One of the top coal shipping ports in the US – Hampton Roads – has announced a significant fall in coal exports, as analysts warn downward trend could continue.
Coal exports fell 12% over H1 2014 compared to H1 2013 (which was Hampton Road’s best coal exporting year since 1992).
David Host, chairman and CEO of T. Parker Host, said that he expected to see a downward trend over “the rest of the year”.
Host said the fall in coal exports from Hampton Roads and other US ports could be attributed to two global developments – a surge in Australian coal production and a weakening of the Chinese economy. China’s imports of metallurgical coal, used in steelmaking, have been forecast to drop by more than 20% from last year, according to some analysts.
Through the first five months of this year, metallurgical coal exports through the port ran about 64% higher than thermal-coal exports, much of it handled at Norfolk Southern Corp.’s Lamberts Point facility in Norfolk, according to T. Parker Host data.
The region’s two other big coal-export complexes – Kinder Morgan’s Pier IX and Dominion Terminal Associates, both in Newport News – rely more on thermal coal. Together, they moved about four times as much thermal coal as Norfolk Southern’s facility.
Host said “the great China story,” in which the country’s fast-growing economy would continue to boost world demand, has not quite fitted the plotline.

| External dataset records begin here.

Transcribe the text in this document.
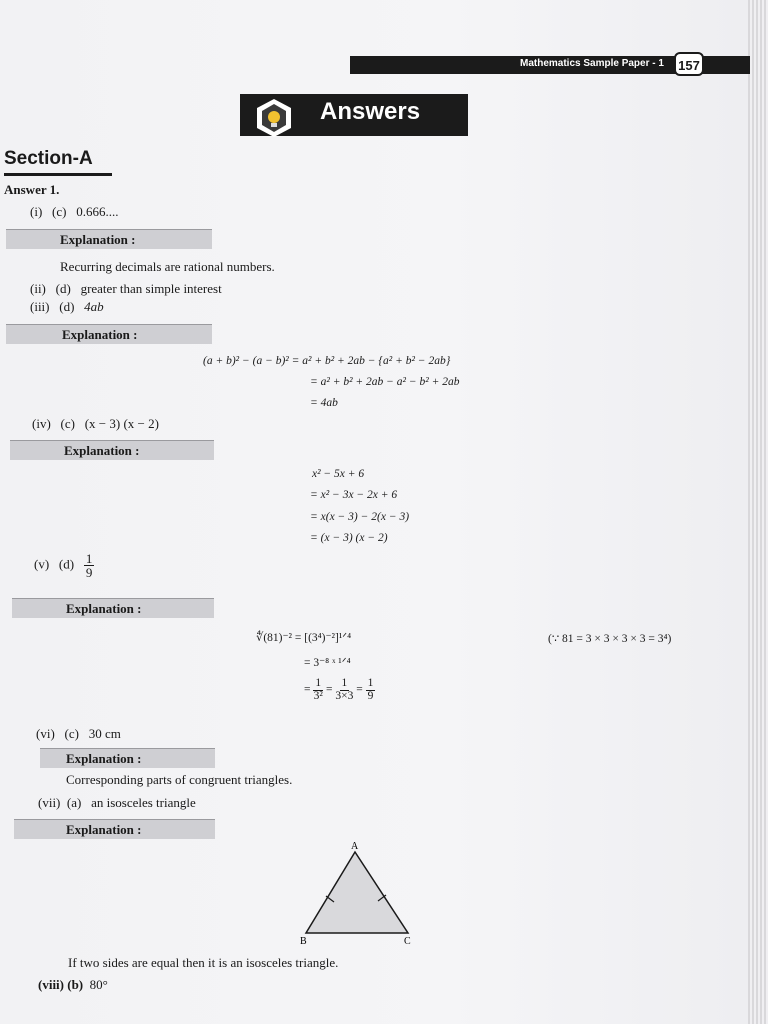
Mathematics Sample Paper - 1	157
Answers
Section-A
Answer 1.
(i) (c) 0.666....
Explanation :
Recurring decimals are rational numbers.
(ii) (d) greater than simple interest
(iii) (d) 4ab
Explanation :
(a + b)² − (a − b)² = a² + b² + 2ab − {a² + b² − 2ab}
= a² + b² + 2ab − a² − b² + 2ab
= 4ab
(iv) (c) (x − 3) (x − 2)
Explanation :
x² − 5x + 6
= x² − 3x − 2x + 6
= x(x − 3) − 2(x − 3)
= (x − 3) (x − 2)
(v) $(d) \frac{1}{9}$
Explanation :
∜(81)⁻² = [(3⁴)⁻²]¹ᐟ⁴
= 3⁻⁸ ˣ ¹ᐟ⁴
= $\frac{1}{\text{3²}} = \frac{1}{3\times 3} = \frac{1}{9}$
(∵ 81 = 3 × 3 × 3 × 3 = 3⁴)
(vi) (c) 30 cm
Explanation :
Corresponding parts of congruent triangles.
(vii) (a) an isosceles triangle
Explanation :
A
B	C
If two sides are equal then it is an isosceles triangle.
(viii) (b) 80°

An Old Dominion University study released in Autumn 2013 calculated the impact of coal shipments through Hampton Roads. It estimated that in 2011, the year studied, the more than 42 million t moved through port terminals generated roughly US$ 900 million in goods and services and nearly 4200 jobs locally. That included indirect effects.
Coal exports continued climbing for the next two years and, in 2013, reached almost 50 million t – their highest level for the port since 1992.
Volume over the course of 2014, however, has fallen. Host said, “All roads lead to it being a tough second half of the year.”
Jim Thompson, director of North American coal for a unit of IHS, said it was important to keep things in perspective.
US coal exports are “still very respectable when you look at recent history,” he said. “It’s not like the bottom has fallen out of the export market. What you’ve done is you’ve trimmed away at it.”
Thompson agreed with Host about the impact of Australia, which is “cranking out coal at record levels.” The extra production has added to a glut of coal worldwide that has driven prices down, he said.
Central Appalachian coal, much of which moves through Hampton Roads, is regarded as among the highest-quality coal available, but it is also more expensive to mine and, because of that, “has trouble being competitive in the world market,” Thompson said.
He, too, predicted more erosion in US exports this year and wondered whether a dramatic drop could be just around the corner.
“I think that all logic tells you that will happen in the second half of this year,” he said. “But US exporters have proven to be extremely resilient, and the railroads have stepped up and been willing to adjust rates to help in this regard.”
A trade publication late last month reported that Norfolk Southern and CSX Corp., the two big East Coast railroads, are offering coal producers rebates of up to US$ 5/t to transport metallurgical coal to the terminals in Hampton Roads and Baltimore.